Module Test Case Expected Result Status Notes
LLM COMPLETE mistral-7b text generation Coherent text returned ✅ PASS latency ~2s
LLM COMPLETE llama3-70b generation Coherent text returned ✅ PASS latency ~5s
SENTIMENT Positive/negative reviews Score from -1 to 1 ✅ PASS High accuracy
SUMMARIZE Long-form summarization Concise summary text ✅ PASS
TRANSLATE EN→DE translation German output ✅ PASS
ML FORECAST 30-day time-series forecast Predictions with confidence intervals ✅ PASS
ANOMALY_DETECTION Injected anomaly detection 3 anomalies identified ✅ PASS
CORTEX SEARCH Semantic query Top-2 relevant documents ✅ PASS
CORTEX ANALYST Text2SQL SQL generated + results returned ✅ PASS

Summary: Next Steps

After completing this guide, you have a comprehensive understanding of Snowflake Cortex's full capability set. Recommended next directions:

Integrate with a FinLakehouse project: Benchmark Cortex Search against OpenMetadata semantic search in your project to produce an architectural comparison ADR ("self-hosted vs. managed service") — a compelling demonstration of technical depth in interviews.

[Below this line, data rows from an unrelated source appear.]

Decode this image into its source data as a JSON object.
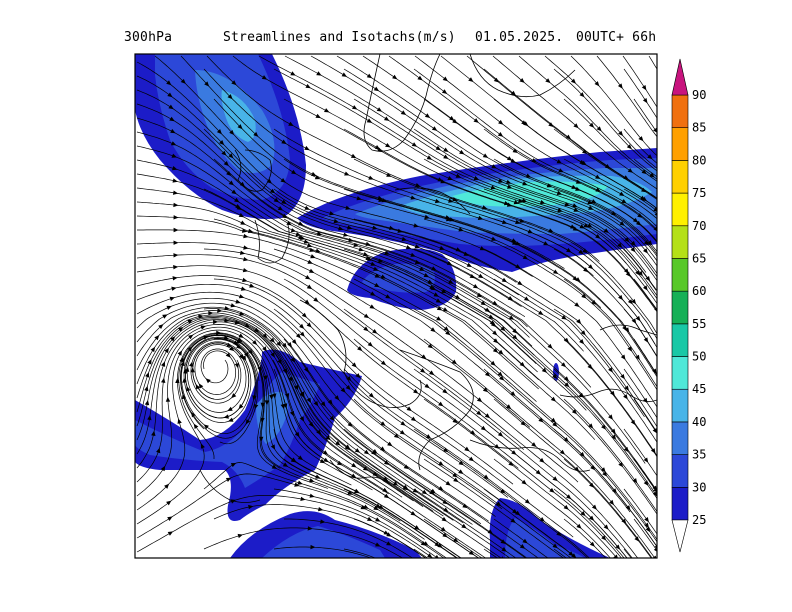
{
  "header": {
    "level": "300hPa",
    "title": "Streamlines and Isotachs(m/s)",
    "date": "01.05.2025.",
    "time": "00UTC+ 66h"
  },
  "colors": {
    "isotach_levels": [
      {
        "value": 25,
        "color": "#1c1cc8"
      },
      {
        "value": 30,
        "color": "#2c48d8"
      },
      {
        "value": 35,
        "color": "#3a7ae0"
      },
      {
        "value": 40,
        "color": "#48b4e8"
      },
      {
        "value": 45,
        "color": "#4fe8d8"
      },
      {
        "value": 50,
        "color": "#19c8a6"
      },
      {
        "value": 55,
        "color": "#16b057"
      },
      {
        "value": 60,
        "color": "#58c828"
      },
      {
        "value": 65,
        "color": "#b4e018"
      },
      {
        "value": 70,
        "color": "#fff000"
      },
      {
        "value": 75,
        "color": "#ffd000"
      },
      {
        "value": 80,
        "color": "#ffa000"
      },
      {
        "value": 85,
        "color": "#f07010"
      },
      {
        "value": 90,
        "color": "#a01070"
      }
    ],
    "top_arrow": "#c8147e"
  },
  "chart_data": {
    "type": "heatmap",
    "title": "Streamlines and Isotachs(m/s)",
    "level": "300hPa",
    "valid": "01.05.2025. 00UTC+ 66h",
    "units": "m/s",
    "colorbar": {
      "ticks": [
        25,
        30,
        35,
        40,
        45,
        50,
        55,
        60,
        65,
        70,
        75,
        80,
        85,
        90
      ],
      "extend": "both"
    },
    "isotach_maxima": [
      {
        "region": "jet core across north-east",
        "max_ms": 47
      },
      {
        "region": "north-west trough jet",
        "max_ms": 40
      },
      {
        "region": "south-west streak",
        "max_ms": 33
      },
      {
        "region": "south-central streak",
        "max_ms": 30
      },
      {
        "region": "south-east streak",
        "max_ms": 30
      }
    ]
  }
}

Regulatory compliance angle: Cortex model invocation logs can be exported to Snowflake Access History, which directly maps to DORA's ICT operational logging requirements. This is strong material for a LinkedIn technical article.

Cost comparison analysis: Record your Snowflake Credit consumption during testing and compare it against BentoML self-hosted inference costs to quantify the "Build vs Buy" decision — a core demonstration of Platform Architect thinking.